O presidente da OAB-ES, Homero Mafra, recebeu o advogado Cristian Ricardo Ferreira Júnior
O presidente da OAB-ES, Homero Mafra, recebeu o advogado Cristian Ricardo Ferreira Júnior
A Ordem dos Advogados do Brasil - Seção Espírito Santo (OAB-ES) abriu um processo de desagravo devido ao cerceamento da função sofrido pelo advogado Cristian Ricardo Ferreira Júnior, 23.  Na última quarta-feira, dia 21, o advogado, que tem uma deficiência física, foi impedido de trabalhar,  ao acompanhar um cliente a uma audiência na Vara de Execuçõesa Penais e Medidas Alternativas (Vepema), no Centro de Vitória.

Como o o prédio não tem elevador, o advogado comunicou à servidora que o atendeu que não tinha como subir até a sala de audiência. Nesses casos, como explica a presidente da Comissão Especial dos Direitos das Pessoas com Deficiência da OAB-ES, Maristela Lugon Arantes, a Justiça tem que garantir de alguma forma a acessibilidade.
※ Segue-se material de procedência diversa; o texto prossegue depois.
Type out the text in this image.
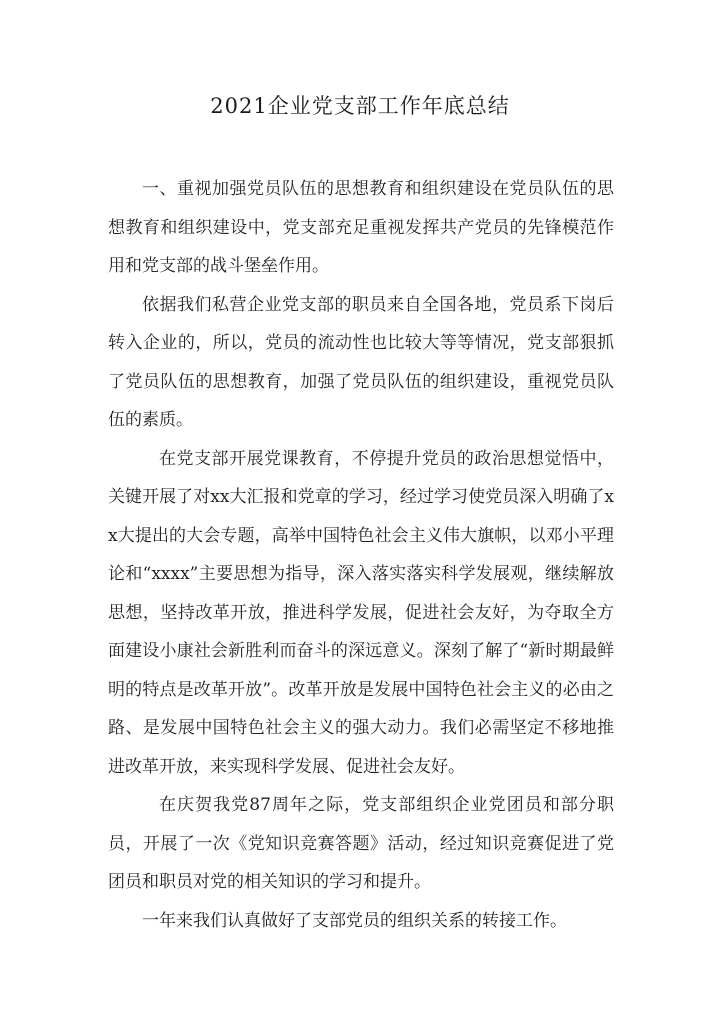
2021企业党支部工作年底总结

一、重视加强党员队伍的思想教育和组织建设在党员队伍的思想教育和组织建设中，党支部充足重视发挥共产党员的先锋模范作用和党支部的战斗堡垒作用。

依据我们私营企业党支部的职员来自全国各地，党员系下岗后转入企业的，所以，党员的流动性也比较大等等情况，党支部狠抓了党员队伍的思想教育，加强了党员队伍的组织建设，重视党员队伍的素质。

在党支部开展党课教育，不停提升党员的政治思想觉悟中，关键开展了对xx大汇报和党章的学习，经过学习使党员深入明确了xx大提出的大会专题，高举中国特色社会主义伟大旗帜，以邓小平理论和“xxxx”主要思想为指导，深入落实落实科学发展观，继续解放思想，坚持改革开放，推进科学发展，促进社会友好，为夺取全方面建设小康社会新胜利而奋斗的深远意义。深刻了解了“新时期最鲜明的特点是改革开放”。改革开放是发展中国特色社会主义的必由之路、是发展中国特色社会主义的强大动力。我们必需坚定不移地推进改革开放，来实现科学发展、促进社会友好。

在庆贺我党87周年之际，党支部组织企业党团员和部分职员，开展了一次《党知识竞赛答题》活动，经过知识竞赛促进了党团员和职员对党的相关知识的学习和提升。

一年来我们认真做好了支部党员的组织关系的转接工作。
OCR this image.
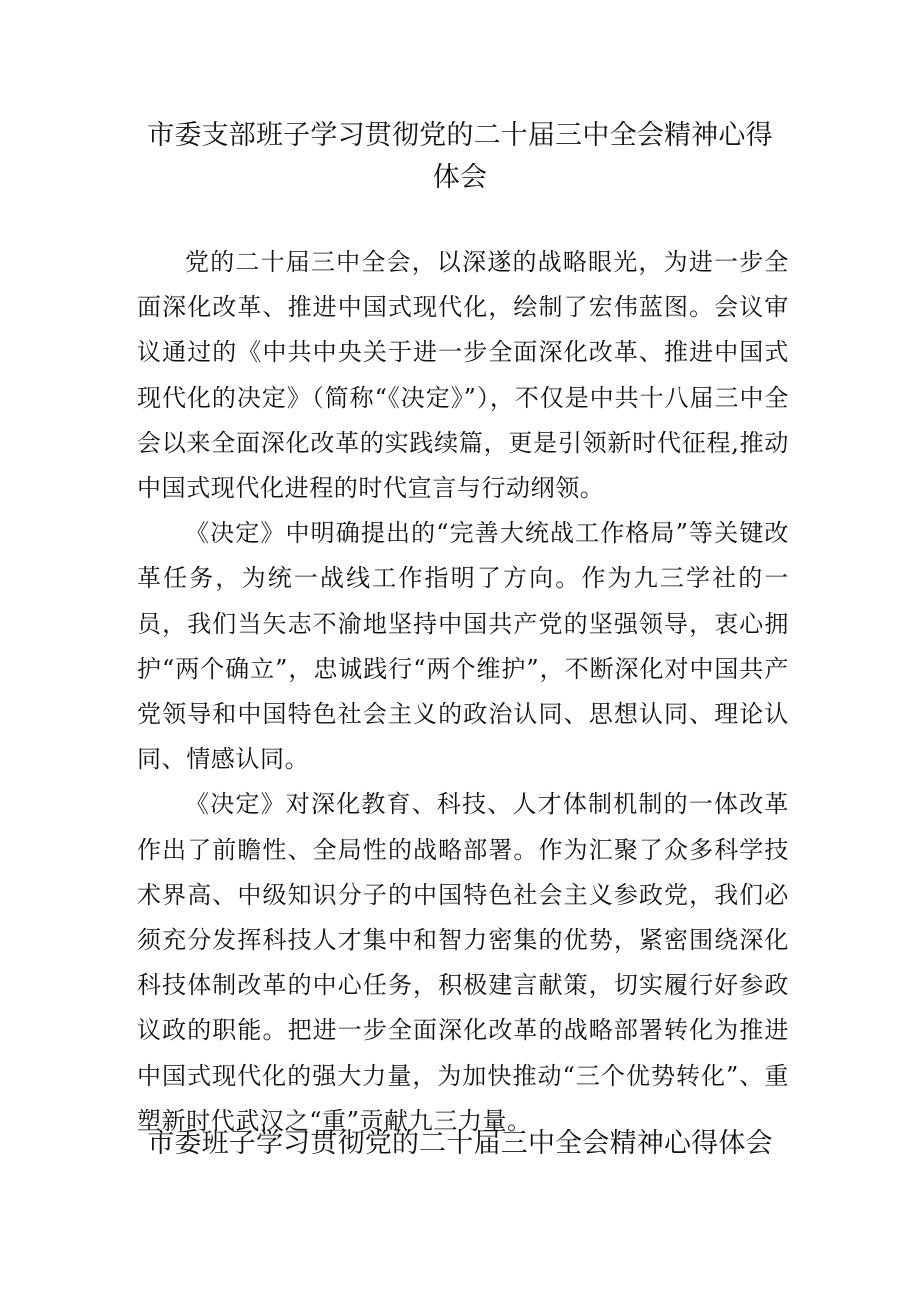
市委支部班子学习贯彻党的二十届三中全会精神心得
体会

党的二十届三中全会，以深遂的战略眼光，为进一步全面深化改革、推进中国式现代化，绘制了宏伟蓝图。会议审议通过的《中共中央关于进一步全面深化改革、推进中国式现代化的决定》（简称“《决定》”），不仅是中共十八届三中全会以来全面深化改革的实践续篇，更是引领新时代征程,推动中国式现代化进程的时代宣言与行动纲领。

《决定》中明确提出的“完善大统战工作格局”等关键改革任务，为统一战线工作指明了方向。作为九三学社的一员，我们当矢志不渝地坚持中国共产党的坚强领导，衷心拥护“两个确立”，忠诚践行“两个维护”，不断深化对中国共产党领导和中国特色社会主义的政治认同、思想认同、理论认同、情感认同。

《决定》对深化教育、科技、人才体制机制的一体改革作出了前瞻性、全局性的战略部署。作为汇聚了众多科学技术界高、中级知识分子的中国特色社会主义参政党，我们必须充分发挥科技人才集中和智力密集的优势，紧密围绕深化科技体制改革的中心任务，积极建言献策，切实履行好参政议政的职能。把进一步全面深化改革的战略部署转化为推进中国式现代化的强大力量，为加快推动“三个优势转化”、重塑新时代武汉之“重”贡献九三力量。

市委班子学习贯彻党的二十届三中全会精神心得体会
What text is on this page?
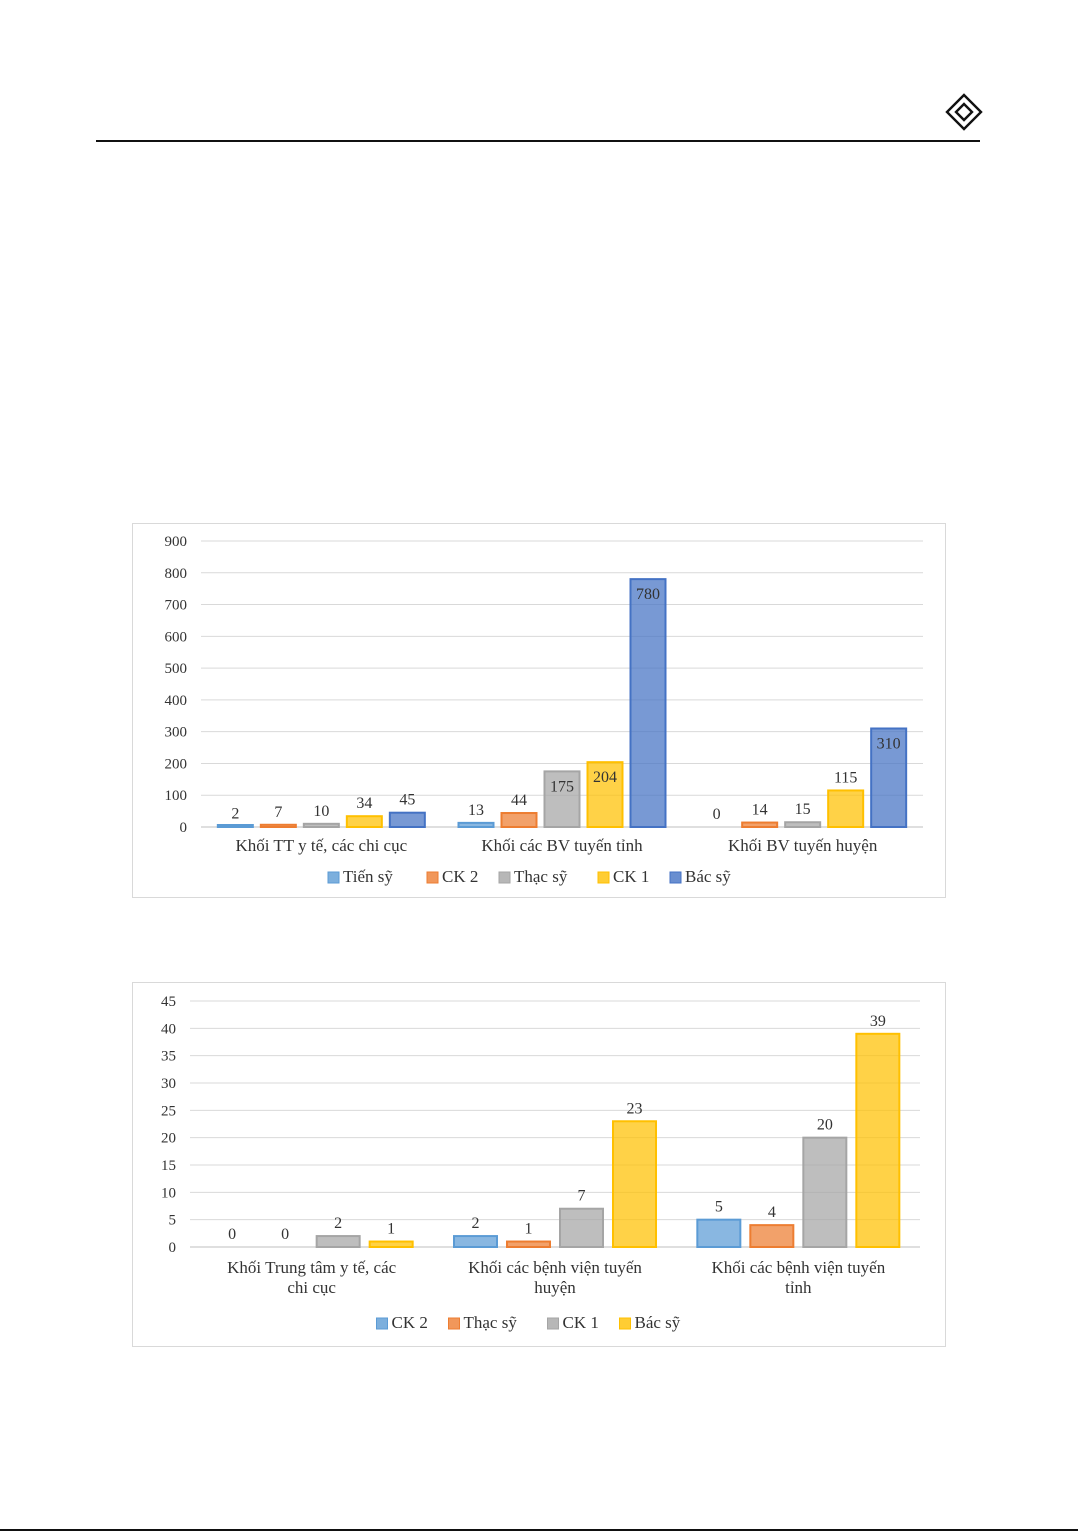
0
100
200
300
400
500
600
700
800
900
2 7 10 34 45
Khối TT y tế, các chi cục
13
44
175
204
780
Khối các BV tuyến tỉnh
0 14 15
115
310
Khối BV tuyến huyện
Tiến sỹ	CK 2 Thạc sỹ	CK 1 Bác sỹ
0
5
10
15
20
25
30
35
40
45
0	0
2	1
Khối Trung tâm y tế, các
chi cục
2	1
7
23
Khối các bệnh viện tuyến
huyện
5	4
20
39
Khối các bệnh viện tuyến
tỉnh
CK 2 Thạc sỹ	CK 1 Bác sỹ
Cristian Ferreira conta que chegou a solicitar que o juiz que presidia a audiência, Carlos Eduardo Ribeiro Lemos, descesse para realizar o Ato Judicial no térreo, mas não foi atendido.  O advogado é portador de artrite idiopática juvenil, e conta com duas próteses no quadril,  o que o impede  de fazer o movimento necessário para subir escadas.

"Eu fui impedido de trabalhar e o meu cliente ficou sem o seu advogado. O juiz designou um defensor público para atendê-lo na hora da audiência, que não tinha
conhecimento do histórico do cliente", lamenta Cristian. "Nesse caso houve duas situações graves: o impedimento do advogado de exercer sua função e a discriminação que ele sofreu. É a chamada barreira atitudional, que muitas vezes impede as pessoas com deficiência de trabalharem", destaca Maristela Lugon. 

O presidente da OAB-ES, Homero Mafra,  agendou uma reunião com a Corregedoria do Tribunal de Justiça do Estado (TJ-ES) para tratar da violação de prerrogativa sofrida pelo advogado.